If you walk past any of the outside courts at Flushing Meadows during the opening rounds of the U.S. Open, your ears will tell you in no uncertain terms that this is not a tournament for the faint of heart. They will be ruthlessly assaulted by the cruel sounds of physical and mental agony—the staccato squeaking of soles against green concrete-hard acrylic, the gasping for breath and the grunts and the groans and the moans of the combatants—that differentiate the brutal ambiance here in the country’s roughest city from, say, the stylish schussing on the clay of Roland Garros or the elegant thumping of little cat feet on the grass of Wimbledon. This late-summer classic is, above all, a supreme test of attrition, where more players than in any other tournament are forced to default their matches in medias res due to blisters, exhaustion, dehydration, nausea, dizziness, back spasms, or a tear in any one of the some 4,000 tendons in the human body.

Today, following two seemingly interminable weeks of agony and pain, two players are left standing, two seventeen-year-olds whose ages belie uncommonly profound reservoirs of fortitude, stamina, and toughness clearly superior to those of the other 126 combatants.

As predicted, and eerily similar to the scores of the two other majors finals between them so far in this year of 2047, Ugo Bellezza and Jack Spade have split the first four sets, all in tie-breakers, with Jack’s wins palindromically bookending Ugo’s, 7-6, 6-7, 6-7, 7-6. The gritty New Yorker has momentum slightly in his favor now, but unbelievably, yet to no one’s surprise, each player has precisely the same number of points won (128 apiece), the same number of winners (89 apiece), and the same number of unforced errors (11 apiece).
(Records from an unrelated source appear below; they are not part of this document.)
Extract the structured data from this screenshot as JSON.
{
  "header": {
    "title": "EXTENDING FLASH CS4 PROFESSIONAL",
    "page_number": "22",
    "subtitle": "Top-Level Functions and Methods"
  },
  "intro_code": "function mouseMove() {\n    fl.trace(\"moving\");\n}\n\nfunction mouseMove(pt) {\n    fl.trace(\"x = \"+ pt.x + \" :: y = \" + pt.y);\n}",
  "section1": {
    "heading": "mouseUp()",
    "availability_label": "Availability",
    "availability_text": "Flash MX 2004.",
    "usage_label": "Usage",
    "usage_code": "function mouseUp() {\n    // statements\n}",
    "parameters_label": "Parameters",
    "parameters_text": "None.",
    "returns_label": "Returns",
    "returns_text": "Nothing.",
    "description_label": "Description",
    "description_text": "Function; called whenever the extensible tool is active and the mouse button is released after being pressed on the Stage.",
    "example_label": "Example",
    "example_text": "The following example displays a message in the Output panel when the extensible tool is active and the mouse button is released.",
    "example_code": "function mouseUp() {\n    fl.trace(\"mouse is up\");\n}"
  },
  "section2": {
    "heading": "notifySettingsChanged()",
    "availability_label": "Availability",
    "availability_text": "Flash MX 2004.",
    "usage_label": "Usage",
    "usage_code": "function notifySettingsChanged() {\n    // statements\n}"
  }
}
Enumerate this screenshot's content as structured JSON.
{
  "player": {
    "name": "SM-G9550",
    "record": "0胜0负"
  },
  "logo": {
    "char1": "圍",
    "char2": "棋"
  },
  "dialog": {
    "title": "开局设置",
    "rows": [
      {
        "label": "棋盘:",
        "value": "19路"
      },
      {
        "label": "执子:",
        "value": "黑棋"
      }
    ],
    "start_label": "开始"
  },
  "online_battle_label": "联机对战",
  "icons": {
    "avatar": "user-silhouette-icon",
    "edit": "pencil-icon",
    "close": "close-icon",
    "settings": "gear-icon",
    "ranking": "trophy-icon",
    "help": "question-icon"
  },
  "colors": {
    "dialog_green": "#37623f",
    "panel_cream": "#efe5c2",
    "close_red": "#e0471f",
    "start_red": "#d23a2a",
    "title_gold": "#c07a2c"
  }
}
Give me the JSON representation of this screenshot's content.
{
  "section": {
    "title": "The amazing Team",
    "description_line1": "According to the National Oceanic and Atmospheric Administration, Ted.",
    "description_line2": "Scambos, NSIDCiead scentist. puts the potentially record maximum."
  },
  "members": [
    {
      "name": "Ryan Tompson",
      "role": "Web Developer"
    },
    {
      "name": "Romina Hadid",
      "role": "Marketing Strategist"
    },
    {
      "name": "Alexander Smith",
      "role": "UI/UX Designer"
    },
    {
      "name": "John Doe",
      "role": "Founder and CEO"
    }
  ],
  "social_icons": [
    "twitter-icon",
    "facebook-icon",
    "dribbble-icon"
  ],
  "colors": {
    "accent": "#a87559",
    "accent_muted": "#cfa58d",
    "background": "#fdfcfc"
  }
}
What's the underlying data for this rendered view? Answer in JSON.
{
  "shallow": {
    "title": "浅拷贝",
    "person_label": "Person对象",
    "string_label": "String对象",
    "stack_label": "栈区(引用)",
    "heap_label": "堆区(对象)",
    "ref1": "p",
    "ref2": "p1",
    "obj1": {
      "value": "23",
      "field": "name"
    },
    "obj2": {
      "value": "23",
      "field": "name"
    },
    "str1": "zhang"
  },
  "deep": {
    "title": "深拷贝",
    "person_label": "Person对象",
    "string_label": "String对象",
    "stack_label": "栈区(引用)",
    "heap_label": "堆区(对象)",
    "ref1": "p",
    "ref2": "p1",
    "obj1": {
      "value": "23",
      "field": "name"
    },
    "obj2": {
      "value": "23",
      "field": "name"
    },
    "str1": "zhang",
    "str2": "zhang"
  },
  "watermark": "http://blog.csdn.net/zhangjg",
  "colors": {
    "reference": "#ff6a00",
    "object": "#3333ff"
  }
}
Hold onto your hats, because here comes the much-awaited fifth and final set, which, because of a recent ruling, will not be a tie-breaker but rather, like the other three Grand Slams, a fight to the finish after 6-all until a player wins by two games.

Ira Spade has been trying everything today with his charge, including the kitchen sink, and now, at crunch time, it’s time to play the jingoism card.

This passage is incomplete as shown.